I picked this book randomly off a shelf in Barnes and Noble and started reading. Couldn't put it down! It's the memoir of a Sudanese man who was one of the "Lost Boys" - war refugees from southern Sudan. His village was attacked in 1987 (when he was 13) and he fled with other refugees, got separated from his family and spent the next several years fleeing, starving, and surviving in refugee camps in Ethiopia and Kenya. He eventually makes it to the US in 2001, courtesy of the UN High Commissioner for Refugees and the US government, just before the number of immigrants was sharply decreased after 9/11.
Despite the grim subject matter, the story is really well told.

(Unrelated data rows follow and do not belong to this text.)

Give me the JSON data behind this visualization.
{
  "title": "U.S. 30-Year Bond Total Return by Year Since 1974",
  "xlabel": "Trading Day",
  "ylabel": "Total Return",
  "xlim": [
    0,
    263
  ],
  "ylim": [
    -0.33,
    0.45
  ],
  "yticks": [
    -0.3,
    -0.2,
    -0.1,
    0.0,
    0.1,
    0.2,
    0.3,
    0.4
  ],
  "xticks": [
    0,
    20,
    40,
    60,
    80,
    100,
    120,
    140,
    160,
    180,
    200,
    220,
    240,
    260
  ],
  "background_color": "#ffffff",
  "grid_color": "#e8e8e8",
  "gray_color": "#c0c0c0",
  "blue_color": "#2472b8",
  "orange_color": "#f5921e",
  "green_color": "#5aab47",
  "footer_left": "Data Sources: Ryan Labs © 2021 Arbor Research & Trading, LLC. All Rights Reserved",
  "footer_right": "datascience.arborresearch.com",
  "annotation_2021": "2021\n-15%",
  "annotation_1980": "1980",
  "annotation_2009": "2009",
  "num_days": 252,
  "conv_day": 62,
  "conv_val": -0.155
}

For me, it made the whole desperate situation in Sudan and Darfur more personal, and gave me new insight into the lives of the Sudanese families we have encountered here in Utah. For a few years we were peripherally involved in helping recent immigrants from Sudan as they settled here in Salt Lake. The book filled me in on more of their cultural customs and what it must have been like to go from that society to this one. There are some quite funny stories actually, so don't make the mistake of thinking the book is all one long horror story. The author's attitude and spirit shine through.
I highly recommend this one if you get a chance to read it. The author is John Bul Dau.
This weekend we also saw The Kite Runner. I had read the book a couple of years ago. The movie was extremely well done, and as faithful to the book as any movie I've seen. I heard that the kid who played Hassan had to go into hiding with his parents as they feared Islamic (fundamentalist) backlash - I'm not sure if it was the subject matter, or the negative portrayal of Islamic fundamentalists in Afghanistan, or what. Oh well. Kudos to this movie - some sad/serious subject matter but the element of redemption in it came through.
Other random news: today is mom's birthday. Happy birthday MOM! I think she is in Italy on vacation. Hope she is having the time of her life.
Last weekend I took Alex to a birthday party where they had a magician who performed for the kids, mostly 3-5 years old. It was a riot. The magician was silly and knew just how to appeal to that age group's sense of humor. He had them rolling on the ground. At one point he had a little house with a Cookie Monster that moved around in it, then disappeared, only to re-appear later peeking out from his belt in back. Alex keeps talking about the man who had "Cookie Monster in his pants" and while I know what she is referring to, I'm sure it sounds very odd out of context!